Fragen Sie nach dem Weg ...


Erst wenn diese Bedingungen hergestellt sind, empfehlen die drei Wirtschaftsberater, mit dem eigentlichen Coaching zu beginnen. Das ist der Zeitpunkt, die Werkzeuge der Gesprächsführung einzusetzen. Und das bedeutet vor allem: Fragen stellen! "Eine souveräne Führungskraft, die ihre Mitarbeiter coacht, ruft die Kreativität und das Wissen der Gesprächspartner ab und bezieht dies in die eigenen Überlegungen ein, indem sie Fragen stellt." Ein Mitarbeiter, der bisher in die Rolle des Zuhörers gedrängt war, werde mit immer neuen Fragen aufgefordert nachzudenken, seine Gedanken in Worte zu fassen, dabei seine Lösungskompetenz zu aktivieren und seine Ressourcen zur Verfügung zu stellen. Die konstruktivistische Grundhaltung macht wiederum deutlich, warum das so ist: Der Mitarbeiter hat eine bestimmte Konstruktion von Wirklichkeit. "Fragen führen dazu, diese Konstruktion möglicherweise zu verändern, indem der Mitarbeiter (aber auch die Führungskraft!) neue, bisher nicht beachtete Aspekte mit einbezieht und bestimmten Fakten andere Bedeutungen gibt." Doch können Mitarbeiter Fragen auch als Bedrohung empfinden: dann nämlich, wenn sie wie in einem Verhör benutzt werden. Oder als angewandte Technik ohne entsprechende Grundhaltung.

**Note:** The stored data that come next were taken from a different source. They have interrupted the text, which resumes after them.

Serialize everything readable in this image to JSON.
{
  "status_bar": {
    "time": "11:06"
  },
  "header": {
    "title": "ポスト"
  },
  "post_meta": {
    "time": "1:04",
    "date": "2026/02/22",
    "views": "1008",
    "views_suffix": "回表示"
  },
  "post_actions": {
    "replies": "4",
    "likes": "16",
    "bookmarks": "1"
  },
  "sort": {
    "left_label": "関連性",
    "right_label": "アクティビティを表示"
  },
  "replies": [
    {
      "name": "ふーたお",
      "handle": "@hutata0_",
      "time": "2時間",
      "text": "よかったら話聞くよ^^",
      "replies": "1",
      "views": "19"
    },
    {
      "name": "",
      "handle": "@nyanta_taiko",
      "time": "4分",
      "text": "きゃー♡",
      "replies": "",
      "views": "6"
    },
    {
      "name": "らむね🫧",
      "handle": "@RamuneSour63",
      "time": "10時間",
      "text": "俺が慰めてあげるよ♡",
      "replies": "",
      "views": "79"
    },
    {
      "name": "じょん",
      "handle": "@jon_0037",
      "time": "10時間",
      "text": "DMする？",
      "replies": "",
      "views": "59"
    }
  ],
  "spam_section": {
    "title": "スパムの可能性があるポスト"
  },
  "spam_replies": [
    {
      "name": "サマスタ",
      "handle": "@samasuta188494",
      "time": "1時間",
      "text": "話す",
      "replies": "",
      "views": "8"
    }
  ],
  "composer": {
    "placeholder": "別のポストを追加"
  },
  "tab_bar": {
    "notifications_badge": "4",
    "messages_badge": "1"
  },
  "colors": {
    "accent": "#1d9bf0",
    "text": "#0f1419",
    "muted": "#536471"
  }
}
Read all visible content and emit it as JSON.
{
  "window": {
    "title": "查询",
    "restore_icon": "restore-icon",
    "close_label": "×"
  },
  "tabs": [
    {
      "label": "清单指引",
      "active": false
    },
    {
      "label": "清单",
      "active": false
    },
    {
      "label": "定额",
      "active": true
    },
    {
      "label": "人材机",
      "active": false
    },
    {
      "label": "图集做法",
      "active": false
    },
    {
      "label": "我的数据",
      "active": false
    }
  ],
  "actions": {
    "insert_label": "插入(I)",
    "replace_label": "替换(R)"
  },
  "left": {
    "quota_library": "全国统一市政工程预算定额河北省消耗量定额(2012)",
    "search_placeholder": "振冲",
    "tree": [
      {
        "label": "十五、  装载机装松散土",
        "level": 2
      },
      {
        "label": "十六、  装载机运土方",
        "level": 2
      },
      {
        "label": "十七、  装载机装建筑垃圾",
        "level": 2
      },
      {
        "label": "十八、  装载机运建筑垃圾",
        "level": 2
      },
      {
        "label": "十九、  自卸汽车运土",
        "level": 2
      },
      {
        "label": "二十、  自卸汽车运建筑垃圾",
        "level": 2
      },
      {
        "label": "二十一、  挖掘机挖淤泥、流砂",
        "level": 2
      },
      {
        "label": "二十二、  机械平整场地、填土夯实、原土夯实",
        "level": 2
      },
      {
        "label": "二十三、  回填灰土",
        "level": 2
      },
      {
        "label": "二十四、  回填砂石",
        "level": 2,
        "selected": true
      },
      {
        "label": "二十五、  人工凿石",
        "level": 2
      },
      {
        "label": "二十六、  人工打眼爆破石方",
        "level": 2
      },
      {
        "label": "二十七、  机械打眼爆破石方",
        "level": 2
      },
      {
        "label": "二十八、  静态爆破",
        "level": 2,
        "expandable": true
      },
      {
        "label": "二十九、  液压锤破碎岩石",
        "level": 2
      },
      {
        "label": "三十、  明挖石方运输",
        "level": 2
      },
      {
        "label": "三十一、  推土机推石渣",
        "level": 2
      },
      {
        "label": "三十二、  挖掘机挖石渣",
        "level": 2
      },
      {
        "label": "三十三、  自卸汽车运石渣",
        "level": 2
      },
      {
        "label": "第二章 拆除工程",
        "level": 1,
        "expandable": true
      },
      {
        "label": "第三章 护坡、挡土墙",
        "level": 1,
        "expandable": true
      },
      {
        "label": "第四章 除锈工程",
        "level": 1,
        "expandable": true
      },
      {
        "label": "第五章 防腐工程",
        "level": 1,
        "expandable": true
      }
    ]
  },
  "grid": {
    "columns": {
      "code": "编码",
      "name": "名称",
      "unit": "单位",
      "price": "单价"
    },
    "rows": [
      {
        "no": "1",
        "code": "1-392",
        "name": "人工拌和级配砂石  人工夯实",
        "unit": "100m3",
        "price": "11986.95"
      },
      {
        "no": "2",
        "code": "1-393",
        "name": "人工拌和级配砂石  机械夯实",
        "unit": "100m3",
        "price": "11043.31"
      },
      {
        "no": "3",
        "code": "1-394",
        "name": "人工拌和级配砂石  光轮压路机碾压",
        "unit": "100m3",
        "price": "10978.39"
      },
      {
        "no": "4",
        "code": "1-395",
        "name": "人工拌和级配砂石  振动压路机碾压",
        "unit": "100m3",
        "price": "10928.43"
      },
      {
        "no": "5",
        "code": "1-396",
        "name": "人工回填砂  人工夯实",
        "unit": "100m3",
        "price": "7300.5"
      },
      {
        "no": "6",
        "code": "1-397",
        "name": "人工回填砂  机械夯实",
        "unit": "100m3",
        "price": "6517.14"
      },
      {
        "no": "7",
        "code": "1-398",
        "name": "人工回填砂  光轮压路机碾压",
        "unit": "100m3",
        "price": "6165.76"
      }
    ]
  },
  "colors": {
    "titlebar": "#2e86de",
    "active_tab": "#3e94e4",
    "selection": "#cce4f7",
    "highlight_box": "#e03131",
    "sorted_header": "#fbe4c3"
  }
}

... und achten Sie auf die Antwort.


Mit dem Fragen untrennbar verbunden ist das zweite Coachingwerkzeug: das aktive Zuhören. Das bedeute, "sich auf den Mitarbeiter einzulassen und zugleich alle eigenen Gedanken, Meinungen, Überzeugungen und Absichten zu einem Thema aus dem Kontakt zum Mitarbeiter vorerst möglichst herauszuhalten", so die Berater. Das beginnt schon mit dem Blickkontakt - einer einfachen, aber wirksamen Form, dem Mitarbeiter zu signalisieren, dass Gesprächs- und Aufnahmebereitschaft besteht. Und endet beim Mitschreiben des Gesagten - um so nicht nur den Überblick zu behalten, sondern auch ein Zeichen zu geben, dass man das Gesagte ernst und wichtig nimmt.
Neben diesen zentralen Techniken des Coachings beschreiben die Autoren auch die anderen Werkzeuge ausführlich und verständlich: vom Umgang mit Emotionen bis hin zu Mentaltechniken, wie Visualisieren oder Entspannen. Zudem im Buch enthalten: der praktische Ablauf eines Coachingprozesses. Damit wird deutlich, wie die Techniken und Werkzeuge im Arbeitsalltag angewendet werden können. Ohne in typische "Coaching-Fallen" zu tappen, die die Autoren im Laufe ihrer Karriere bei Unternehmen wie BP Austria, Roche oder Hewlett-Packard kennengelernt haben. Nach Lektüre des vorliegenden Buches ist Elisabeth Haberleitner, Elisabeth Deistler und Robert Ungvari recht zu geben: "Führungskräfte haben es schwer!" Dank des vorliegenden Buches aber nur mehr halb so sehr.

Florian Michl ist freier Mitarbeiter bei changeX.

Elisabeth Haberleitner / Elisabeth Deistler / Robert Ungvari:
Führen, Fördern, Coachen.
So entwickeln Sie die Potenziale Ihrer Mitarbeiter.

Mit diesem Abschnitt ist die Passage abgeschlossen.